連盟設立にあたり

我が国は、歴史的に見ても比類なき世界の文化先進国として急速な発展を遂げてきた。そして、日本各地至る所に劇場やホールなどの文化施設が設けられ、文化振興のための公的な法整備もあって多種多様な文化活動が推進されており、世界的な劇場国家といえる立場にまでなってきたのである。

 

 しかしながら、日本文化の現状は、まだまだ理想的な姿に近づきつつあるとは考えられない。とくに、劇場運営の要ともいえる劇場技術分野においてはその周知性もままならず、技術力及び創造性の地域格差や劇場技術者の地位の不確立など国際的な視野を持って解決すべき幾多の難問に直面している。また、天災や未曽有の経済不況の影を拭えきれないなかでの社会的に厳しい財政状況から、文化およびその振興にかかわる予算や経費が縮小している。劇場・ホール等で働く人々にとって潤いある人間関係や生きがいの喪失、新たな創造を生み出すための思想の欠如や国民にとって豊かな心の文化を育むための道義道徳が混迷に陥っているのではないかとの指摘もなされている。これらの原因はいろいろ考えられるが、帰するところ、文化国家の未来を開く長期的展望にいささか欠けるものがあるのではなかろうか。

 

 同時に、いかに立派な理念や法律が確立されても、それを実際に力強く具現していく為政者をはじめ文化および劇場界の指導者に人を得なければ、これはなきにひとしいのである。このことは、劇場での実際の仕事にも深くかかわることであり、劇場技術者にとっては他人ごとではなく、恒常的に創意工夫する技術力が大切になる。それ故、我が連盟は劇場技術の伝統と維持に努めるとともに、その力を結集してその技術を多様な分野における新しい文化芸術の創造のために発揮する機会の拡充に努めることを目的とする。幸いにして、歴史的に独自の文化をもつ我が国ながら、その芸術性と人材資源はまことに質の高い豊かなものがある。

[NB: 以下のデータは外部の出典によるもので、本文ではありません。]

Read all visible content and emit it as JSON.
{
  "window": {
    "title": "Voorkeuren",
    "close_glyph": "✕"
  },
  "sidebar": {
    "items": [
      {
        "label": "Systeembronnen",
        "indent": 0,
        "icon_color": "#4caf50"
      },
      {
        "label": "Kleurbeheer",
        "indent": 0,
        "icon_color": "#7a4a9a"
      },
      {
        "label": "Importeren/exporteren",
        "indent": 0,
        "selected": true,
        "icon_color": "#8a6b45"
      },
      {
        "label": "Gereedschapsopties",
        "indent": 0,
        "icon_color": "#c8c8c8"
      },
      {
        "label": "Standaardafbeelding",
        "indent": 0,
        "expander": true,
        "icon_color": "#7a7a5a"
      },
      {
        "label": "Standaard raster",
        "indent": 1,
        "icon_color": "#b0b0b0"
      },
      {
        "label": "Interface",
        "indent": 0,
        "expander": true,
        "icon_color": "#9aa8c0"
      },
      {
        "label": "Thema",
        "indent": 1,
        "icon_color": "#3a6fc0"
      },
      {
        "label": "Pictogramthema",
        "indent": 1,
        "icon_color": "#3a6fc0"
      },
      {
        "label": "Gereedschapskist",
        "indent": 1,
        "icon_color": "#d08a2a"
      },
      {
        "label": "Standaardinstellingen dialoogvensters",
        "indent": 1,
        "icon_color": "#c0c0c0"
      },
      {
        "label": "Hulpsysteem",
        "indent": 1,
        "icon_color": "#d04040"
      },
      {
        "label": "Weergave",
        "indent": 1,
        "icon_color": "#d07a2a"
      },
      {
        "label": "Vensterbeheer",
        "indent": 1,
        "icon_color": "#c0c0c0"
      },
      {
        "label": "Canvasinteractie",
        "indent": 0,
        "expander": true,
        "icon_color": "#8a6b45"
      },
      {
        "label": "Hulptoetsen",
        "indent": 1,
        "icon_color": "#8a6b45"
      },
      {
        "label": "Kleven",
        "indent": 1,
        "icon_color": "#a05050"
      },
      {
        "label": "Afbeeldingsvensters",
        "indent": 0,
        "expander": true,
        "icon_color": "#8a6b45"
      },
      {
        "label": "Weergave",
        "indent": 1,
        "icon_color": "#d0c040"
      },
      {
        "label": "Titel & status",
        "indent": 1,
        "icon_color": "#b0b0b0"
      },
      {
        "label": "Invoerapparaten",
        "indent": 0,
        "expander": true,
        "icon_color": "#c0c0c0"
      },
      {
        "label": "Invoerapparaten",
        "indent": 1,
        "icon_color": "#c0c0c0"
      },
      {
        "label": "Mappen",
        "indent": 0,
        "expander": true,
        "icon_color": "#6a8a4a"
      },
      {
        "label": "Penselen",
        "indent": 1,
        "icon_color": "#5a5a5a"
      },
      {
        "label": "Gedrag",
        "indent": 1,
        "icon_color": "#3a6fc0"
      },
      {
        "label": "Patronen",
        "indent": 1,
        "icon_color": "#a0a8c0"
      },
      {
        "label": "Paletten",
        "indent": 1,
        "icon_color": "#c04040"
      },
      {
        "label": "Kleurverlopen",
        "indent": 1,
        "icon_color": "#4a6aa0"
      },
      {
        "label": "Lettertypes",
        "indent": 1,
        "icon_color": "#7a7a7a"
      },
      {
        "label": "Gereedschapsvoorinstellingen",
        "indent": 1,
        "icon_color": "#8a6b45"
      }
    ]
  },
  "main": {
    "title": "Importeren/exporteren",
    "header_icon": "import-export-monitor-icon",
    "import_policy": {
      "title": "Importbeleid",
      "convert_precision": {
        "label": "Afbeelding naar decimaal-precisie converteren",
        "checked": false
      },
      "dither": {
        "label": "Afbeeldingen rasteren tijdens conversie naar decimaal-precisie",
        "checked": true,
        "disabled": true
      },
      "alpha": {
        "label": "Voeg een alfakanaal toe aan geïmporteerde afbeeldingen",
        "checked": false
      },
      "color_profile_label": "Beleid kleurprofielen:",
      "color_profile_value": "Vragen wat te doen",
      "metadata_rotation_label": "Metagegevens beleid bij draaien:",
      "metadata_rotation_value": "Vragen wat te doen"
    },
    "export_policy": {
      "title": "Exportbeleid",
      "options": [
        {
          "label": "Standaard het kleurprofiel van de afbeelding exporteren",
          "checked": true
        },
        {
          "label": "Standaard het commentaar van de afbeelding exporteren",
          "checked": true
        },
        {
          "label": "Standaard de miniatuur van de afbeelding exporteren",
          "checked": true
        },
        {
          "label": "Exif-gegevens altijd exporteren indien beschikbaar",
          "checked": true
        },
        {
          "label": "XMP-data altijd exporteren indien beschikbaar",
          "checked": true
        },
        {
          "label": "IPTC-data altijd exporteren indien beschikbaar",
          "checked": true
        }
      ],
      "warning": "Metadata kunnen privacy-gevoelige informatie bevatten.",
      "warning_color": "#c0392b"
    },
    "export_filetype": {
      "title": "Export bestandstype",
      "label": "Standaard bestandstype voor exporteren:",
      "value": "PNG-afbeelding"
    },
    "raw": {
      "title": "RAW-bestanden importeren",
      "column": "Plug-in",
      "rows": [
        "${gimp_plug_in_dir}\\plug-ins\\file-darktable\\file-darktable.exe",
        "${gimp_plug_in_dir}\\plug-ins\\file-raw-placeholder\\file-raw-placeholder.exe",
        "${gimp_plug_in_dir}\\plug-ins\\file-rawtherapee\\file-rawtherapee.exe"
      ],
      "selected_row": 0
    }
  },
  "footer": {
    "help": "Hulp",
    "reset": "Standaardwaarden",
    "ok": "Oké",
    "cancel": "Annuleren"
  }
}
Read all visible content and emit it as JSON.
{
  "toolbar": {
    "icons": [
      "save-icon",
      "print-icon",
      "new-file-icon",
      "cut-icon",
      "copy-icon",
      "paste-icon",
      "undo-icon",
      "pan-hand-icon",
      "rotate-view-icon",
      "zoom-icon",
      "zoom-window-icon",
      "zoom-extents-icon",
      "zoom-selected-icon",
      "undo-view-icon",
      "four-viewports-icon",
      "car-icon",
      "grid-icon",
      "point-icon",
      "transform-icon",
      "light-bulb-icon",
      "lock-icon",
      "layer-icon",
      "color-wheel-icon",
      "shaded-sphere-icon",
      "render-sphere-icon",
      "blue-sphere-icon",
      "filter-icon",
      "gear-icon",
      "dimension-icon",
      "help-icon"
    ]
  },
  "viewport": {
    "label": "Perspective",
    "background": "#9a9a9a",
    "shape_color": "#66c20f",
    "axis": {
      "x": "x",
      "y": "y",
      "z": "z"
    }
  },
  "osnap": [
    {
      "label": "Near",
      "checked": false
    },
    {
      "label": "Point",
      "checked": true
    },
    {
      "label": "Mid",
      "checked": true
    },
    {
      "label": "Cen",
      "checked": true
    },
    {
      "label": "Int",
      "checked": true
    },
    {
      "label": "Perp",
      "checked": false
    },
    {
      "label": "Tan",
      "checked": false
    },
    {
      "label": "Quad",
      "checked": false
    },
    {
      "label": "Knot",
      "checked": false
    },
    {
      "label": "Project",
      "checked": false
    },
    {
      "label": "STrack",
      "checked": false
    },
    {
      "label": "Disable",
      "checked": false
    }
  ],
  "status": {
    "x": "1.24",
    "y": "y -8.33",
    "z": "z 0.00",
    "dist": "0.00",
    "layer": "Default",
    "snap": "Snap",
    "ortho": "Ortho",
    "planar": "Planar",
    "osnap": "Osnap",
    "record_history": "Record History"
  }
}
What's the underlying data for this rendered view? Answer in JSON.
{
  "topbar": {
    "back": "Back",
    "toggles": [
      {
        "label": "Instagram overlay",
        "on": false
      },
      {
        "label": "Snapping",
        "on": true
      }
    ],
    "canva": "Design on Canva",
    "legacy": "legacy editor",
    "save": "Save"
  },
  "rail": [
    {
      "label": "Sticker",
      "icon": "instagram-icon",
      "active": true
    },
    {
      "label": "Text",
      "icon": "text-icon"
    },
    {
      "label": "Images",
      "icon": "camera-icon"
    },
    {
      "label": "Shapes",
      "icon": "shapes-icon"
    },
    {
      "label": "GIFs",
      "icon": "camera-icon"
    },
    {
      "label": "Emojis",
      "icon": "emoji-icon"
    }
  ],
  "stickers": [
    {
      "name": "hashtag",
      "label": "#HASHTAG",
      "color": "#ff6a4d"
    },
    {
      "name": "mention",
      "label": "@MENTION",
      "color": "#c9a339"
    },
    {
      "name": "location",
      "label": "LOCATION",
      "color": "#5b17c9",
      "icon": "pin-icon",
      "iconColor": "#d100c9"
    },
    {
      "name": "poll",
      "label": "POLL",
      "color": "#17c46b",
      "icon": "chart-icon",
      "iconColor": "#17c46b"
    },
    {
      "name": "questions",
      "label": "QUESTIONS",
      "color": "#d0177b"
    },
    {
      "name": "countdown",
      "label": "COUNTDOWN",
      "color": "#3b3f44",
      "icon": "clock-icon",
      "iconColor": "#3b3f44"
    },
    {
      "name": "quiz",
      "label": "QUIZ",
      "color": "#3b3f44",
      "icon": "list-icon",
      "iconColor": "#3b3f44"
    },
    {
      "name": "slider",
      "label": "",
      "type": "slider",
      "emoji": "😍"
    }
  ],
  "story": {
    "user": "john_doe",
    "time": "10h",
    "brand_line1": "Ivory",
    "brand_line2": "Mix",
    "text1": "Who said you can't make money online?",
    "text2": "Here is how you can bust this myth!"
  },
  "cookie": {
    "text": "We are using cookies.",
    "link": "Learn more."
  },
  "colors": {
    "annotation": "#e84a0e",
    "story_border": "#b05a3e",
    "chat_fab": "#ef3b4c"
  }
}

まさに、人材、とりわけ将来の指導者や優秀な劇場技術者たりうる逸材の開発と育成がさらに求められる。そして、活性する劇場ホールの運営、劇場芸術や技術の向上を目的とした交流、それらに関する情報紙や図書の発行、地方創生のための公演事業を展開することなども大事である。これらを具現することが多くの難題を有する我が国の劇場界にとって、緊急かつ重要な課題であるといえよう。

 

 私たちは、このような観点から、真に劇場を運営する技術と制作や演出など劇場に関わる全ての仕事を愛し、将来の日本をよくしていこうとする有為の人々や法人組織などの幅広い参加によって、研修や講習会等を実施するとともに、必要な調査、研究、啓蒙、事業などの活動を行う日本劇場技術者連盟の設立を決意した。この連盟においては、有為の人々が、人間とは何か、芸術文化創造とは何か、基本的な命題を考察、研究し、国際社会における文化理念や我が国のビジョンを探求しつつ、実社会生活の体験研修を通じて文化芸術をはじめ、もろもろの芸能活動における劇場技術はいかにあるべきかを、幅広く総合的に自習、さらに活用し、強い信念と責任感、力強い実行力、国際的な視野を持って活動したいと考える。

 

そして、広く国民の期待に十分応え、日本国内及び海外の文化芸術の振興に貢献することを積極的かつ恒常的に活動していくためにも、公共的な機関として運営推進するのが肝要と思う。よってここに、そのための第一歩として一般社団法人日本劇場技術者連盟の設立を発起する次第である。